A representative from CRS was present to testify on the effect of the bill on small businesses.

“Provisions that raise taxes include eliminating graduated corporate tax rates, eliminating carryback of losses, ending the production activities deduction, limiting the meals and entertainment deduction, and disallowing the employee transportation and parking deduction,” said Jane Gravelle, Senior Specialist in Economic Policy at CRS.

The panel of witnesses also included small business owners who spoke about their experience with the Republican tax cuts.

“This legislation is not simpler for most small businesses,” said Grafton Willey, IV, a CPA and Small Business owner from Portsmouth, RI. “It has also not been simpler for the tax professionals preparing the tax returns. When I first read the Tax Reform Legislation, I took the 400 plus pages of paper in my hand and told the staff that they should not worry about their jobs. This is not simplification.”
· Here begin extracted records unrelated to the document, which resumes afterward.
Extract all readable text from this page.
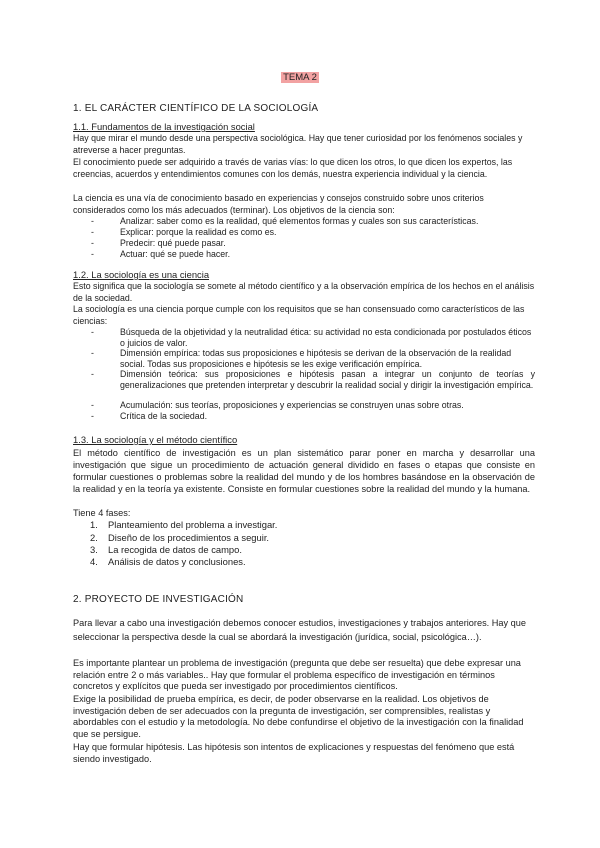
TEMA 2
1. EL CARÁCTER CIENTÍFICO DE LA SOCIOLOGÍA
1.1. Fundamentos de la investigación social
Hay que mirar el mundo desde una perspectiva sociológica. Hay que tener curiosidad por los fenómenos sociales y atreverse a hacer preguntas.
El conocimiento puede ser adquirido a través de varias vías: lo que dicen los otros, lo que dicen los expertos, las creencias, acuerdos y entendimientos comunes con los demás, nuestra experiencia individual y la ciencia.
La ciencia es una vía de conocimiento basado en experiencias y consejos construido sobre unos criterios considerados como los más adecuados (terminar). Los objetivos de la ciencia son:
-	Analizar: saber como es la realidad, qué elementos formas y cuales son sus características.
-	Explicar: porque la realidad es como es.
-	Predecir: qué puede pasar.
-	Actuar: qué se puede hacer.
1.2. La sociología es una ciencia
Esto significa que la sociología se somete al método científico y a la observación empírica de los hechos en el análisis de la sociedad.
La sociología es una ciencia porque cumple con los requisitos que se han consensuado como característicos de las ciencias:
-	Búsqueda de la objetividad y la neutralidad ética: su actividad no esta condicionada por postulados éticos o juicios de valor.
-	Dimensión empírica: todas sus proposiciones e hipótesis se derivan de la observación de la realidad social. Todas sus proposiciones e hipótesis se les exige verificación empírica.
-	Dimensión teórica: sus proposiciones e hipótesis pasan a integrar un conjunto de teorías y generalizaciones que pretenden interpretar y descubrir la realidad social y dirigir la investigación empírica.
-	Acumulación: sus teorías, proposiciones y experiencias se construyen unas sobre otras.
-	Crítica de la sociedad.
1.3. La sociología y el método científico
El método científico de investigación es un plan sistemático parar poner en marcha y desarrollar una investigación que sigue un procedimiento de actuación general dividido en fases o etapas que consiste en formular cuestiones o problemas sobre la realidad del mundo y de los hombres basándose en la observación de la realidad y en la teoría ya existente. Consiste en formular cuestiones sobre la realidad del mundo y la humana.
Tiene 4 fases:
1. Planteamiento del problema a investigar.
2. Diseño de los procedimientos a seguir.
3. La recogida de datos de campo.
4. Análisis de datos y conclusiones.
2. PROYECTO DE INVESTIGACIÓN
Para llevar a cabo una investigación debemos conocer estudios, investigaciones y trabajos anteriores. Hay que seleccionar la perspectiva desde la cual se abordará la investigación (jurídica, social, psicológica…).
Es importante plantear un problema de investigación (pregunta que debe ser resuelta) que debe expresar una relación entre 2 o más variables.. Hay que formular el problema específico de investigación en términos concretos y explícitos que pueda ser investigado por procedimientos científicos.
Exige la posibilidad de prueba empírica, es decir, de poder observarse en la realidad. Los objetivos de investigación deben de ser adecuados con la pregunta de investigación, ser comprensibles, realistas y abordables con el estudio y la metodología. No debe confundirse el objetivo de la investigación con la finalidad que se persigue.
Hay que formular hipótesis. Las hipótesis son intentos de explicaciones y respuestas del fenómeno que está siendo investigado.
“The problem that I have with the Tax Cuts and Jobs Act is that it did nothing to address pre-existing burdens in the tax code that make it harder for small businesses like mine to hire additional employees,” said Muneer Baig  Founder & CEO of SYSUSA, Inc. in Manassas, VA. “Under the current tax code, I get penalized for growing. Every time I want to add a new employee my tax burden increases, and on top of that I have to pay my accountant more money after I take on a new hire.” 

“What was touted as a clearer, more simplified tax system, has simply left too many small businesses behind,” said Chairwoman Velazquez. “Simply put, small businesses and working families were not a priority when this bill was passed—they were an afterthought. We need to do better for Main Street.”